Python Implementation: Malicious URL Filter
import math
import mmh3 # MurmurHash3
from bitarray import bitarray
class SafeBrowsingFilter:
def __init__(self, expected_items, fpr):
# bits_per_item = -1.44 * log2(fpr); ~10 bits at 1% FPR
self.size = int(expected_items * -1.44 * math.log2(fpr))
self.bit_array = bitarray(self.size)
self.bit_array.setall(0)
self.hash_count = 7 # ~optimal for 1%
def add_malicious_url(self, url):
for seed in range(self.hash_count):
index = mmh3.hash(url, seed) % self.size
self.bit_array[index] = 1
def check_url(self, url):
for seed in range(self.hash_count):
index = mmh3.hash(url, seed) % self.size
if self.bit_array[index] == 0:
return "SAFE" # 100% Guaranteed
return "MAYBE_THREAT" # Perform prefix-check validation
# Setup filter for 1M malicious URLs
sbf = SafeBrowsingFilter(1_000_000, 0.01)
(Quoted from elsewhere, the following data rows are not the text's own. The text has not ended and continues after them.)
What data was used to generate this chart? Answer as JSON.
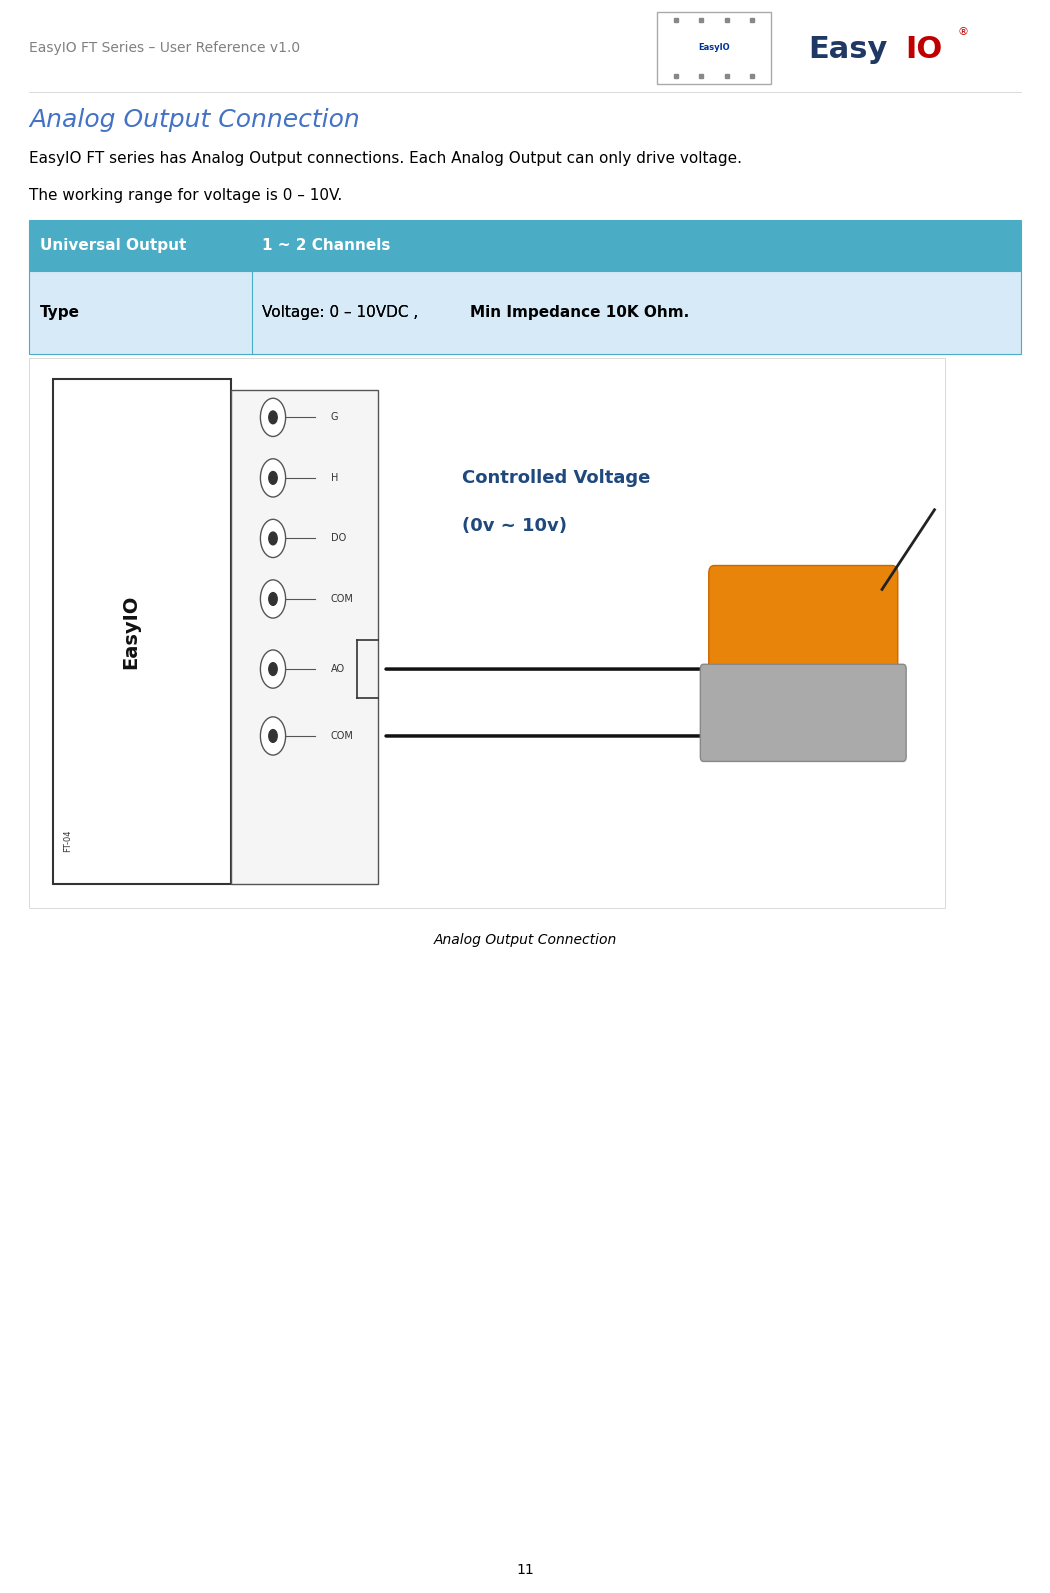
{
  "page_width": 10.5,
  "page_height": 15.93,
  "dpi": 100,
  "bg_color": "#ffffff",
  "header_text": "EasyIO FT Series – User Reference v1.0",
  "header_color": "#808080",
  "header_fontsize": 10,
  "title_text": "Analog Output Connection",
  "title_color": "#4472C4",
  "title_fontsize": 18,
  "body1": "EasyIO FT series has Analog Output connections. Each Analog Output can only drive voltage.",
  "body2": "The working range for voltage is 0 – 10V.",
  "body_fontsize": 11,
  "body_color": "#000000",
  "table_header_bg": "#4BACC6",
  "table_header_text_color": "#ffffff",
  "table_row_bg": "#D6EAF8",
  "table_border_color": "#4BACC6",
  "table_col1_header": "Universal Output",
  "table_col2_header": "1 ~ 2 Channels",
  "table_col1_row1": "Type",
  "table_col2_row1_normal": "Voltage: 0 – 10VDC , ",
  "table_col2_row1_bold": "Min Impedance 10K Ohm.",
  "table_fontsize": 11,
  "caption_text": "Analog Output Connection",
  "caption_fontsize": 10,
  "caption_color": "#000000",
  "page_number": "11",
  "page_number_fontsize": 10,
  "controlled_voltage_line1": "Controlled Voltage",
  "controlled_voltage_line2": "(0v ~ 10v)",
  "cv_color": "#1F497D",
  "cv_fontsize": 13
}
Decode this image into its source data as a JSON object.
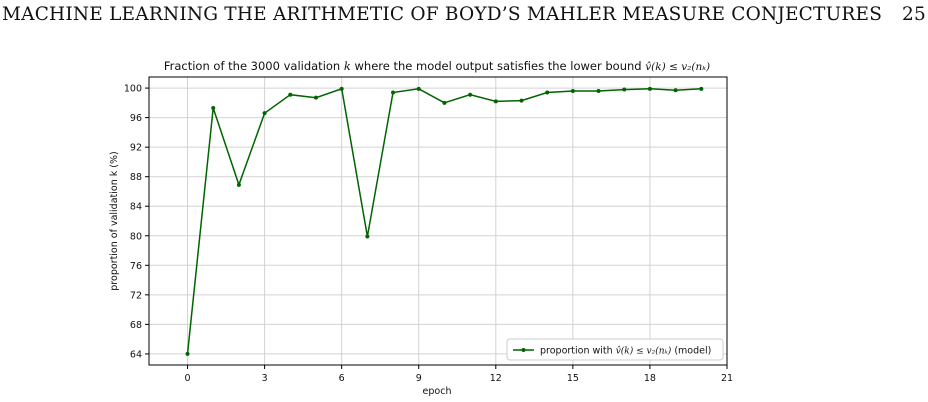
{
  "page": {
    "running_header": "MACHINE LEARNING THE ARITHMETIC OF BOYD’S MAHLER MEASURE CONJECTURES",
    "page_number": "25"
  },
  "figure": {
    "title_prefix": "Fraction of the 3000 validation ",
    "title_k": "k",
    "title_middle": " where the model output satisfies the lower bound ",
    "title_math": "v̂(k) ≤ v₂(nₖ)",
    "legend_label_prefix": "proportion with ",
    "legend_label_math": "v̂(k) ≤ v₂(nₖ)",
    "legend_label_suffix": " (model)"
  },
  "colors": {
    "series": "#006400",
    "grid": "#d3d3d3"
  },
  "chart_data": {
    "type": "line",
    "xlabel": "epoch",
    "ylabel": "proportion of validation k  (%)",
    "xlim": [
      -1.5,
      21
    ],
    "ylim": [
      62.5,
      101.5
    ],
    "xticks": [
      0,
      3,
      6,
      9,
      12,
      15,
      18,
      21
    ],
    "yticks": [
      64,
      68,
      72,
      76,
      80,
      84,
      88,
      92,
      96,
      100
    ],
    "grid": true,
    "legend_position": "lower-right",
    "series": [
      {
        "name": "proportion with v̂(k) ≤ v₂(nₖ) (model)",
        "x": [
          0,
          1,
          2,
          3,
          4,
          5,
          6,
          7,
          8,
          9,
          10,
          11,
          12,
          13,
          14,
          15,
          16,
          17,
          18,
          19,
          20
        ],
        "y": [
          64.0,
          97.3,
          86.9,
          96.6,
          99.1,
          98.7,
          99.9,
          79.9,
          99.4,
          99.9,
          98.0,
          99.1,
          98.2,
          98.3,
          99.4,
          99.6,
          99.6,
          99.8,
          99.9,
          99.7,
          99.9
        ]
      }
    ]
  }
}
sbf.add_malicious_url("phish-bank.ru/login.html")
# Instant local lookup
print(f"'google.com': {sbf.check_url('google.com')}") # SAFE
print(f"'phish-bank.ru/login.html': {sbf.check_url('phish-bank.ru/login.html')}") # MAYBE_THREAT
Comparison: Why not just use a Database?
| Method | Space (100M URLs) | Privacy Level | User Experience |
|---|---|---|---|
| Full DB Download | ~8 GB | High (Local) | Slow / Data Heavy |
| Cloud Lookup | 0 MB | Zero (Google sees all) | Network Lag |
| Bloom Filter | ~125 MB | High (Google sees <1%) | Instant |
Takeaway: A ~125 MB Bloom filter on every device answers "safe" locally for almost all browsing; only the rare "maybe" sends a hash prefix to Google, so 100M URLs and 3B users cost little bandwidth and leak almost nothing.